Python in High Energy Physics
Pratyush Das (~pratyush26) |
This talk presents the thoughts and perspectives of a computer science student who develops software for use in High Energy Physics and presents his experiences after having worked closely with particle physicists. The talk closely examines what makes python ideal for scientists and why it is used as much as it is and examines the gradual shift from C++ to Python in the particle physics world. The talk will also walk you through the python libraries developed for physics analysis as well as the popular python packages that scientists make use of actively.
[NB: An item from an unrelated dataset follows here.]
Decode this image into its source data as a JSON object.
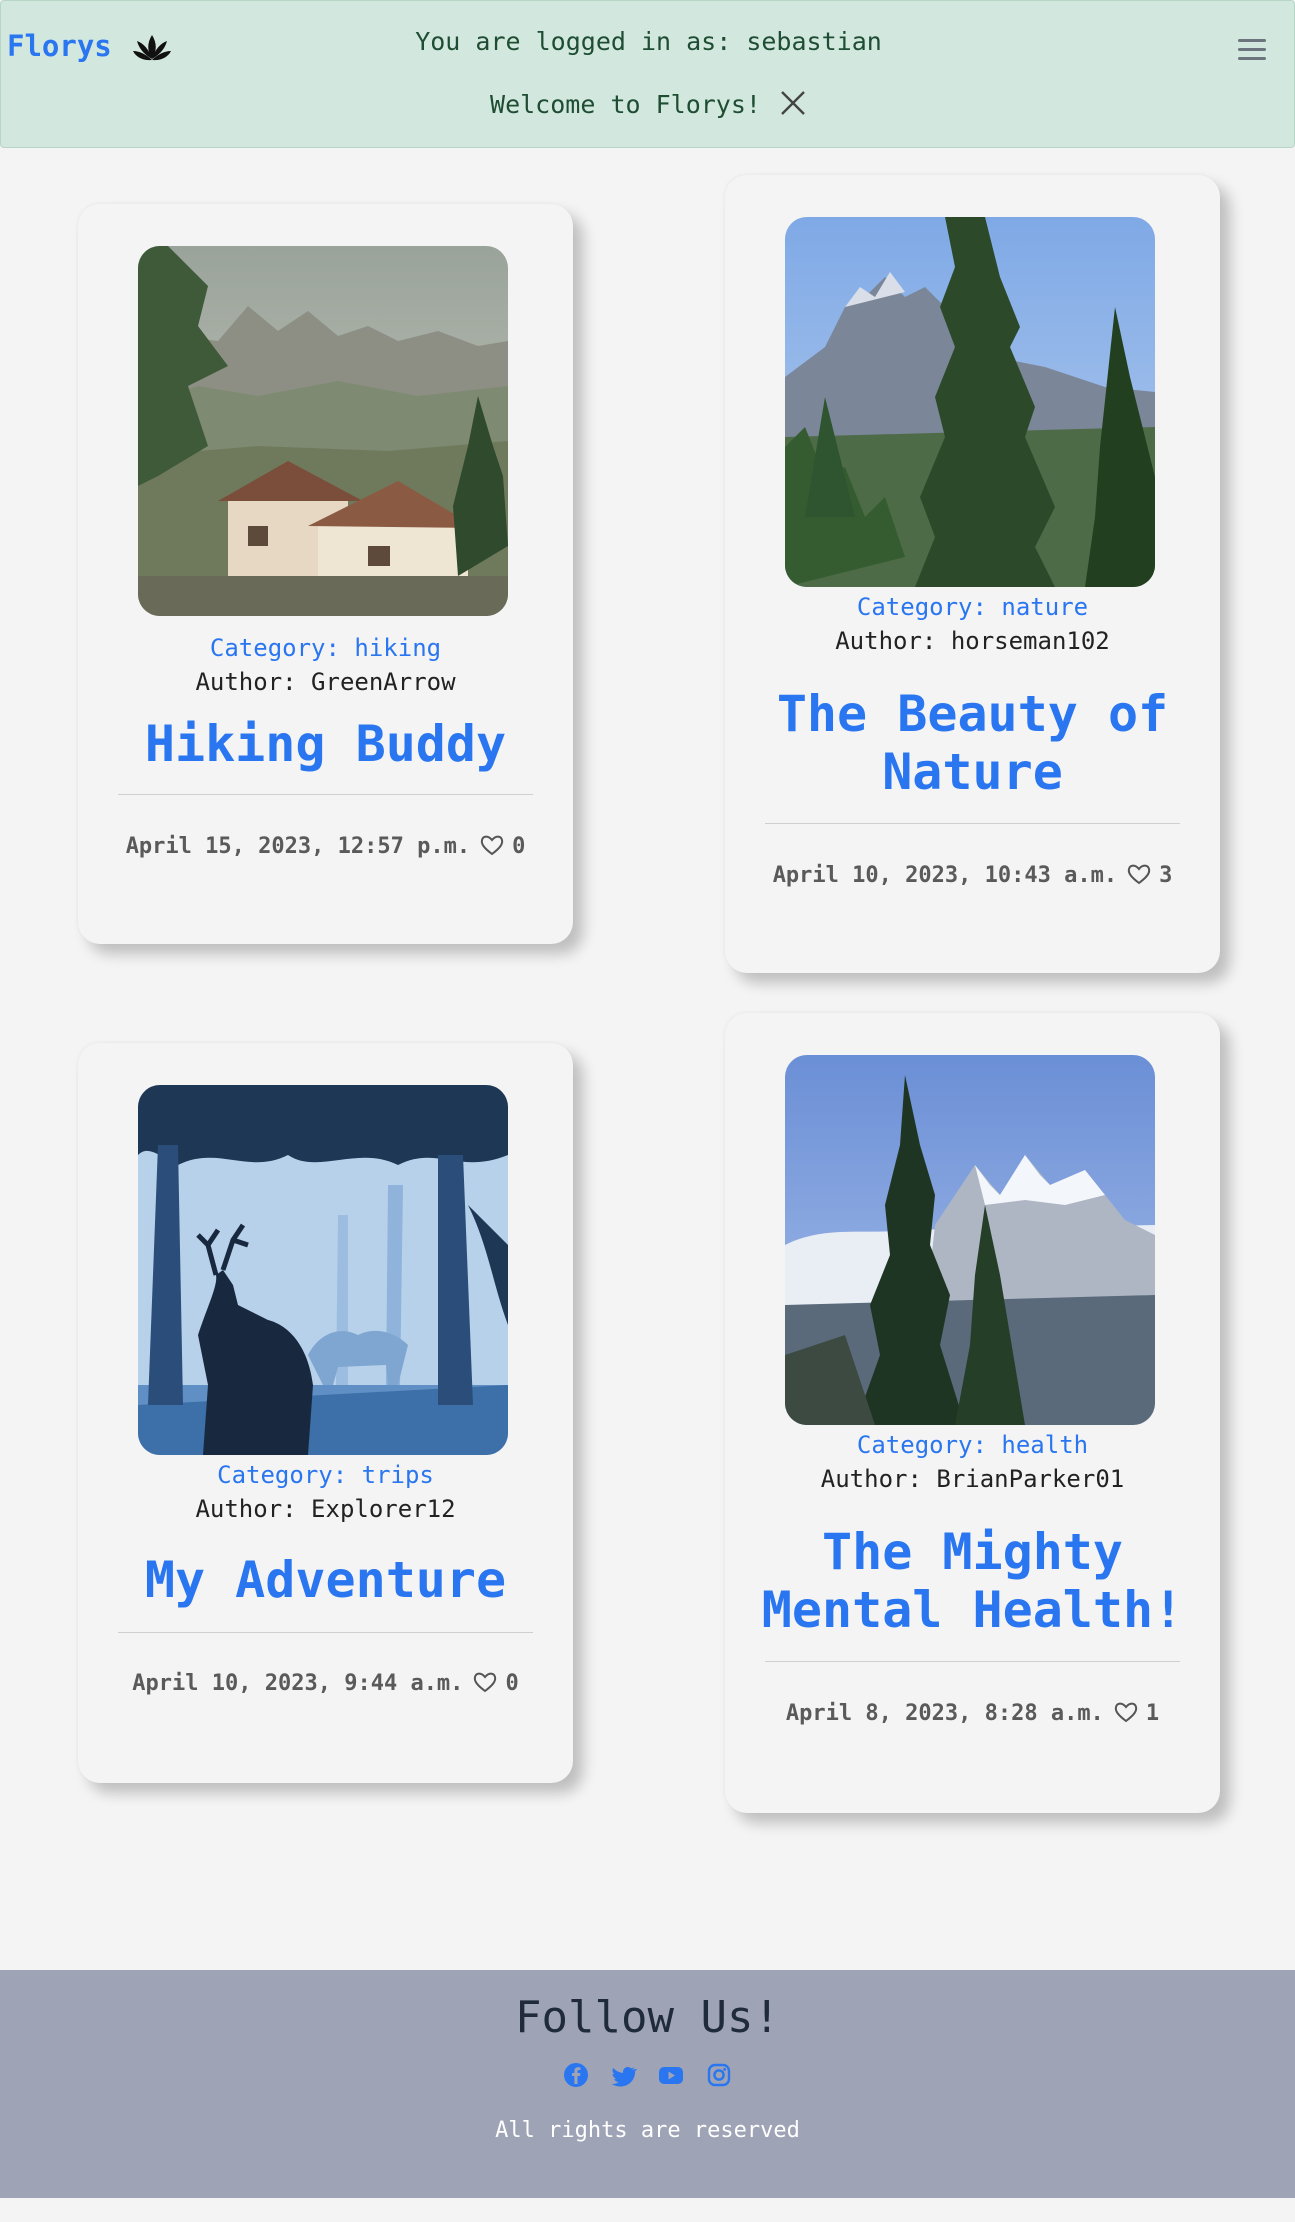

This talk is aimed at python users who want to know how python is used for research in High Energy Physics to make important discoveries, such as the discovery of the Higgs Boson. This is also aimed at physicists who are curious about the usage of Python in their field or feel more comfortable using Python and want to know the active progress of Python being used as a programming language for regular analysis of data.
Talk Outline -
Introduction (30% of allocated time)
History of Computer Science and Physics
What is High Energy Physics?
History of Computing in High Energy Physics
History of Python and Linux in High Energy Physics
Software stack in High Energy Physics
Python usage in High Energy Physics (40% of allocated time)
Empirical Investigation into Programming Language Syntax
Python Scientific Computing ecosystem
What is Python used for?
Python faster than C++?
HEP libraries written in Python
Overview (30% of allocated time)
Experience of a Physicist using Python
Collaborations using Python
Draft slides - https://docs.google.com/presentation/d/1ZAah2WNFMj4R4b7EW_XMxK05lmZ8e0WBv3bdHbmPDkI/edit?usp=sharing
Pratyush Das is an undergraduate majoring in Computer Science in India. He has experience developing software for High Energy Physics, mainly working on different implementations of the ROOT framework - Spark-ROOT, root4j and uproot. He has worked as a Visiting Scientist at the Fermi National Accelerator Laboratory as a part of the CMS collaboration of CERN on a fellowship awarded by DIANA-HEP where he had the chance to interact closely with physicists and understand their use cases. He is currently an IRIS-HEP fellow at Fermi National Accelerator Laboratory, continuing his work on uproot - a ROOT I/O library written purely in python and numpy. uproot has been a runaway success in the High Energy Physics world getting over 15000 downloads a month.